In the map task, String tokenizer class is used to retrieve each word. Hence, each word is assumed to be one that ends in a space. Each word is checked for, if it contains ‘http://’. If so further operations are carried on to extract the domain name, by checking the position of the next ‘/’. If found, the string till that position, is taken as the domain name else, the string till the end of string is taken to be the domain uri.

Once the required domain names are got, they are combined into string pair, taking into account the lexicographic order and also that duplicates are avoided and that the same domain name doesn’t repeat itself in the same combination.

The output of the map task is the string pair and the count 1.

Later in the reduce phase, the counts of each string pair are added and the result returned.

##Input dependency The program assumes the structure of the input to be :

  • Each line contains 3 different strings separated by space(But later during execution it was found that spaces are there in a particular string too). The program to an extent takes care of this too.
  • Each URI would contain the substring ‘http://’
  • The domain name of the URI would be between ‘http://’ and next ‘/’/ Hence, the program assumes that the characters that is between ‘http://’ and the next ‘/’ is a part of the domain name. This is how usually all URI’s behave. In case that there is no ‘/’ in the remaining part of the string, then the whole string, starting from ‘http://’ and the remaining characters would form the URI of the domain.

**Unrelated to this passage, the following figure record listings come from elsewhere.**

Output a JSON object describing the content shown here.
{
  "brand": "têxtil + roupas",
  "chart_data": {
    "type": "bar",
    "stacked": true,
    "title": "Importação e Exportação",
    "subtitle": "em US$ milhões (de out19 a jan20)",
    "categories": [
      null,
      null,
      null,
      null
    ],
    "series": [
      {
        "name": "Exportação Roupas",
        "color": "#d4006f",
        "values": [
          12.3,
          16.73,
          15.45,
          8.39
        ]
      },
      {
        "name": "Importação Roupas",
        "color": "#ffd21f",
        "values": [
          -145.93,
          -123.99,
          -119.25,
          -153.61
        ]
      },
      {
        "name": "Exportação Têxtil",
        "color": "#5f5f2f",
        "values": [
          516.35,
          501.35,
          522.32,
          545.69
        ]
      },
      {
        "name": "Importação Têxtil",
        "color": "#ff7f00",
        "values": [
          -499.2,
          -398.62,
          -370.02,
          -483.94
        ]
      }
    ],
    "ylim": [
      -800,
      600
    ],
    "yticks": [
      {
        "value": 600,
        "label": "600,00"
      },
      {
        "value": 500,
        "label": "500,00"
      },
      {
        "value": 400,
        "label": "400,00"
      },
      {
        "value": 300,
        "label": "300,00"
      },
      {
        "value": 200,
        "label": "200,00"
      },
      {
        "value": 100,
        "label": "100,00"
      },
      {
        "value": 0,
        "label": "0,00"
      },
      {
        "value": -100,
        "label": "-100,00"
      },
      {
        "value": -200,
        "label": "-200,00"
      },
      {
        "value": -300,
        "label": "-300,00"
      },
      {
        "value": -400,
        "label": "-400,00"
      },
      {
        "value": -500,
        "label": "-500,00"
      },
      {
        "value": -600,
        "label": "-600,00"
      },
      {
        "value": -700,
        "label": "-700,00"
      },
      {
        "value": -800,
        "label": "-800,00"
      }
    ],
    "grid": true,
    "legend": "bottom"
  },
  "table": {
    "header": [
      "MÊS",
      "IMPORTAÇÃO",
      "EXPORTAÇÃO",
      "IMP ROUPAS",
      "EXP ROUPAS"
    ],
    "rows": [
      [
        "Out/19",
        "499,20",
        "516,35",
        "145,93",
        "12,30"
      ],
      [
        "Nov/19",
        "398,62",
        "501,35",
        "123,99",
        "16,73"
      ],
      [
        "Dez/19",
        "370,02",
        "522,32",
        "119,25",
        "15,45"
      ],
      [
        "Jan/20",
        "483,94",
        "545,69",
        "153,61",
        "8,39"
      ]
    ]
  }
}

##Performance of the application:

  • The application took around 7 minutes to complete using 16 nodes. When the nodes were changed there were almost a linear increase in the performance.

    No: of nodes 4 8 16

    Execution time(in minutes) 19 13 7

This shows that the performance increases almost linearly with the number of nodes. But as the number of nodes is increased, the number of map tasks and reduce tasks is increased, which causes an overhead time too. Hence, the performance is not clearly linear.